Innovation hubs like Silicon Valley have long relied on a network of venture capitalists and tech entrepreneurs to bring ideas to market. Ideas get pitched, evaluated and funded by an exclusive investment community. While physical proximity to the Bay Area does not guarantee business success, it definitely helps! I remember a few years ago when I was attempting to start my own company with a colleague in Colorado. The tremendous fatigue that set in trying to drum up funding was ultimately what made us hang up our entrepreneur “boots”.

In the last three years, a movement has been underfoot to replicate the Silicon Valley ecosystem using digital platforms.
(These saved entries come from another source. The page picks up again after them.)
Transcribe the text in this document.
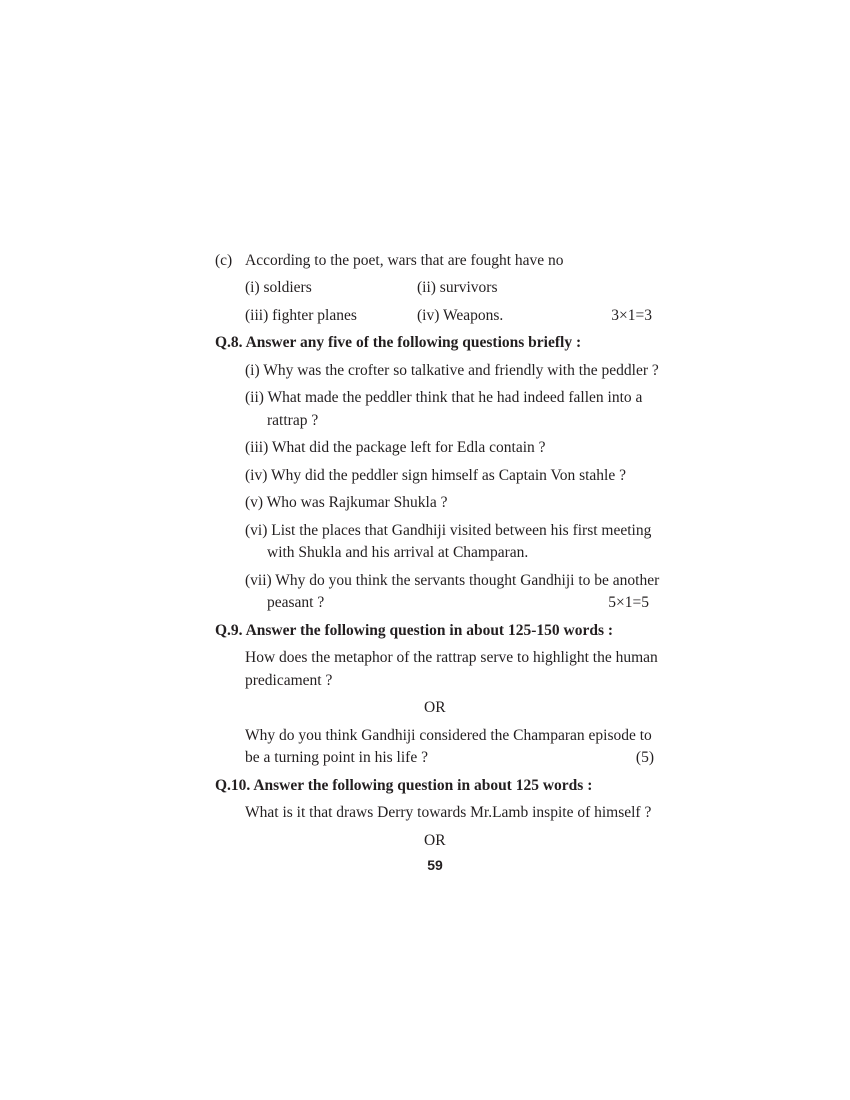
(c) According to the poet, wars that are fought have no
(i) soldiers	(ii) survivors
(iii) fighter planes	(iv) Weapons.	3×1=3
Q.8. Answer any five of the following questions briefly :
(i) Why was the crofter so talkative and friendly with the peddler ?
(ii) What made the peddler think that he had indeed fallen into a
rattrap ?
(iii) What did the package left for Edla contain ?
(iv) Why did the peddler sign himself as Captain Von stahle ?
(v) Who was Rajkumar Shukla ?
(vi) List the places that Gandhiji visited between his first meeting
with Shukla and his arrival at Champaran.
(vii) Why do you think the servants thought Gandhiji to be another
peasant ?	5×1=5
Q.9. Answer the following question in about 125-150 words :
How does the metaphor of the rattrap serve to highlight the human
predicament ?
OR
Why do you think Gandhiji considered the Champaran episode to
be a turning point in his life ?	(5)
Q.10. Answer the following question in about 125 words :
What is it that draws Derry towards Mr.Lamb inspite of himself ?
OR
59
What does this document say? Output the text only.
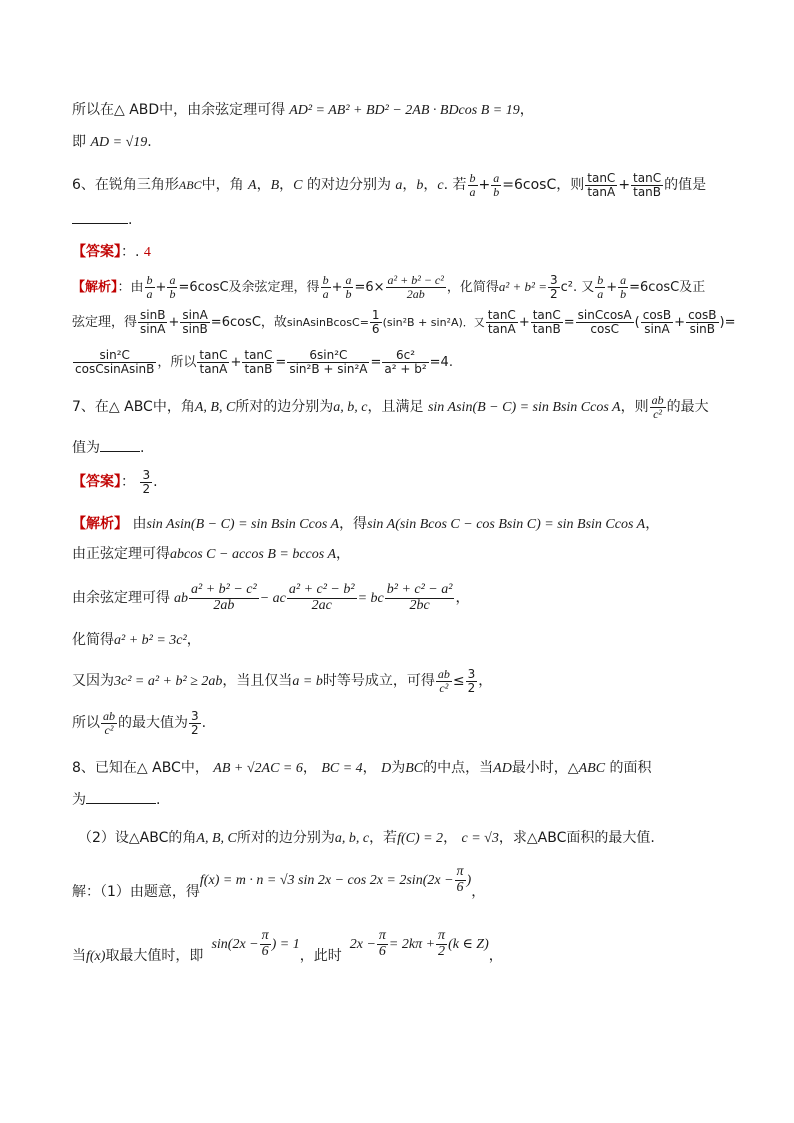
所以在△ ABD中，由余弦定理可得 AD² = AB² + BD² − 2AB · BDcos B = 19，
即 AD = √19.
6、在锐角三角形ABC中，角 A，B，C 的对边分别为 a，b，c. 若 $\frac{b}{a} + \frac{a}{b} =6\cos C$，则 $\frac{\tan C}{\tan A} + \frac{\tan C}{\tan B}$ 的值是
.
【答案】：. 4
【解析】：由 $\frac{b}{a} + \frac{a}{b} =6\cos C$及余弦定理，得 $\frac{b}{a} + \frac{a}{b} =6\times \frac{\text{a² + b² − c²}}{2ab}$ ，化简得$a^2 + b^2 = \frac{3}{2} c^2$. 又 $\frac{b}{a} + \frac{a}{b} =6\cos C$及正
弦定理，得 $\frac{\sin B}{\sin A} + \frac{\sin A}{\sin B} =6\cos C$，故sinAsinBcosC= $\frac{1}{6} (\sin^2B + \sin^2A)$．又 $\frac{\tan C}{\tan A} + \frac{\tan C}{\tan B} = \frac{\text{sinCcosA}}{\cos C}$ ( $\frac{\cos B}{\sin A} + \frac{\cos B}{\sin B}$ )=
$\frac{\text{sin²C}}{\text{cosCsinAsinB}}$ ，所以 $\frac{\tan C}{\tan A} + \frac{\tan C}{\tan B} = \frac{\text{6sin²C}}{\text{sin²B + sin²A}} = \frac{\text{6c²}}{\text{a² + b²}} =4$.
7、在△ ABC中，角A, B, C所对的边分别为a, b, c，且满足 sin Asin(B − C) = sin Bsin Ccos A，则 $\frac{ab}{\text{c²}}$ 的最大
值为	.
【答案】： $\frac{3}{2}$ .
【解析】 由sin Asin(B − C) = sin Bsin Ccos A，得sin A(sin Bcos C − cos Bsin C) = sin Bsin Ccos A，
由正弦定理可得abcos C − accos B = bccos A，
由余弦定理可得 ab $\frac{\text{a² + b² − c²}}{2ab}$ − ac $\frac{\text{a² + c² − b²}}{2ac}$ = bc $\frac{\text{b² + c² − a²}}{2bc}$ ，
化简得a² + b² = 3c²，
又因为3c² = a² + b² ≥ 2ab，当且仅当a = b时等号成立，可得 $\frac{ab}{\text{c²}} \le \frac{3}{2}$ ，
所以 $\frac{ab}{\text{c²}}$ 的最大值为 $\frac{3}{2}$ .
8、已知在△ ABC中， AB + √2AC = 6， BC = 4， D为BC的中点，当AD最小时，△ABC 的面积
为	.
（2）设△ABC的角A, B, C所对的边分别为a, b, c，若f(C) = 2， c = √3，求△ABC面积的最大值.
解：（1）由题意，得f(x) = m · n = √3 $\sin 2x - \cos 2x = 2\sin(2x - \frac{\pi}{6}$ )，
当f(x)取最大值时，即$\sin(2x - \frac{\pi}{6}$ ) = 1，此时$2x - \frac{\pi}{6} = 2k\pi + \frac{\pi}{2} (k$ ∈ Z)，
Making funding available to entrepreneurs across the globe while enabling even small investors to partake in start-up funding has taken off through digital platforms like Kickstarter and Indiegogo. Over a 100 crowdfunding platforms now exist, and according to KickstartSuccess overall funds raised have exceeded the total venture funding ($34 Billion). Observing these trends has been fascinating. Interesting ideas from novel restaurant concepts to high-tech drones are all gaining investor interest.

Among the big advantages that entrepreneurs seek through crowdfunding are low initial costs of fundraising, rapid idea validation, greater market outreach and market testing. More important, investors come to the startup rather than the other way around. The crowdfunding model has proved its viability and its huge growth promises have been amplified in the press, but other hurdles exist.
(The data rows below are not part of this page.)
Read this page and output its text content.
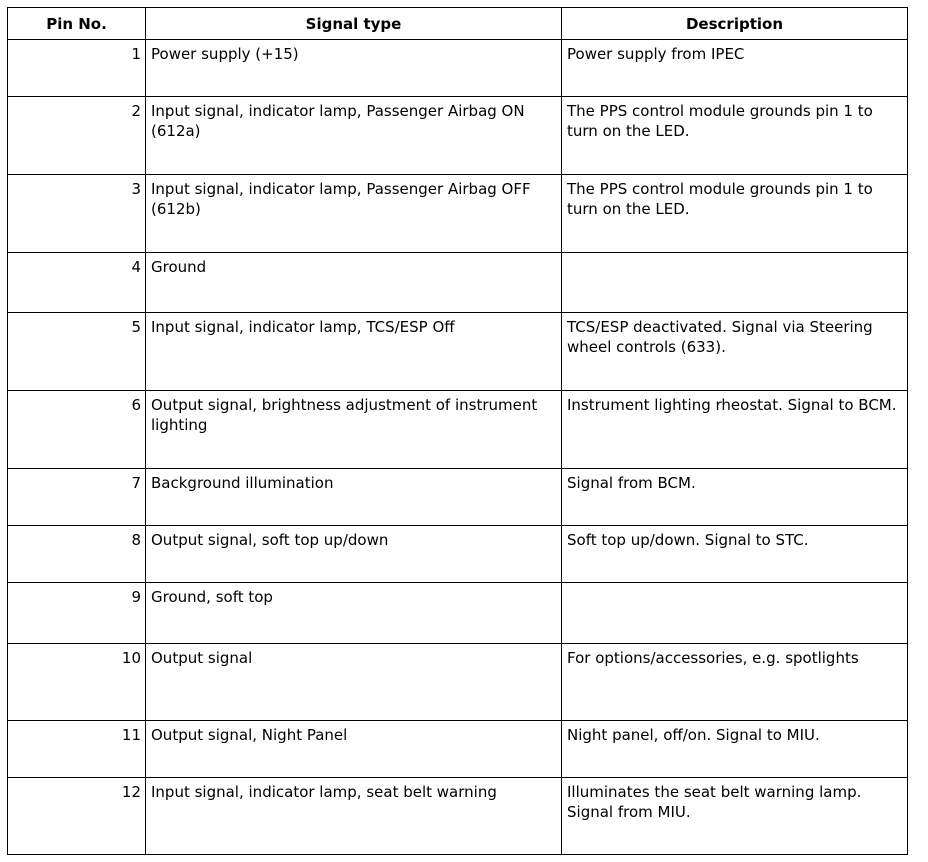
Pin No.	Signal type	Description
1	Power supply (+15)	Power supply from IPEC
2	Input signal, indicator lamp, Passenger Airbag ON (612a)	The PPS control module grounds pin 1 to turn on the LED.
3	Input signal, indicator lamp, Passenger Airbag OFF (612b)	The PPS control module grounds pin 1 to turn on the LED.
4	Ground	
5	Input signal, indicator lamp, TCS/ESP Off	TCS/ESP deactivated. Signal via Steering wheel controls (633).
6	Output signal, brightness adjustment of instrument lighting	Instrument lighting rheostat. Signal to BCM.
7	Background illumination	Signal from BCM.
8	Output signal, soft top up/down	Soft top up/down. Signal to STC.
9	Ground, soft top	
10	Output signal	For options/accessories, e.g. spotlights
11	Output signal, Night Panel	Night panel, off/on. Signal to MIU.
12	Input signal, indicator lamp, seat belt warning	Illuminates the seat belt warning lamp. Signal from MIU.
Like with traditional venture funding, lack of proper marketing, inadequate product planning and the absence of industry partnerships can all contribute to the demise of some very good business ideas. New startups must understand that just signing up for a crowdfunding platform will not ensure success. Several steps between the spark of a business idea and its ultimate implementation need support for success. It is here that Indiegogo has created an ecosystem that not only funds the entrepreneur but also brings together many partners that will help the founders navigate product development, drive marketing programs and avail of supply chain solutions.

Indigogo Partner Ecosystem

Indiegogo Partner Ecosystem

 

Indiegogo and others are recognizing the tremendous value that a company like Arrow can have by participating in this ecosystem. With revenues of over $23B, Arrow is a Fortune 119 company that, unlike the startup world, has been in business for over 80 years. We know a little bit about how to not only create, but sustain a company. Also, we can take new companies from sensor to sunset, helping them source their product materials, build their solution, take their product to market and then help them when their product reaches end of life. No other company on the planet can do this. In Arrow Intelligent Solutions, we help startups and even mature enterprises as they look to take new products and solutions to market by assisting them design, manufacture and deliver their product globally.

I am excited about Arrow’s partnership with Indiegogo and Arrow Intelligent System’s role in driving the next generation innovation.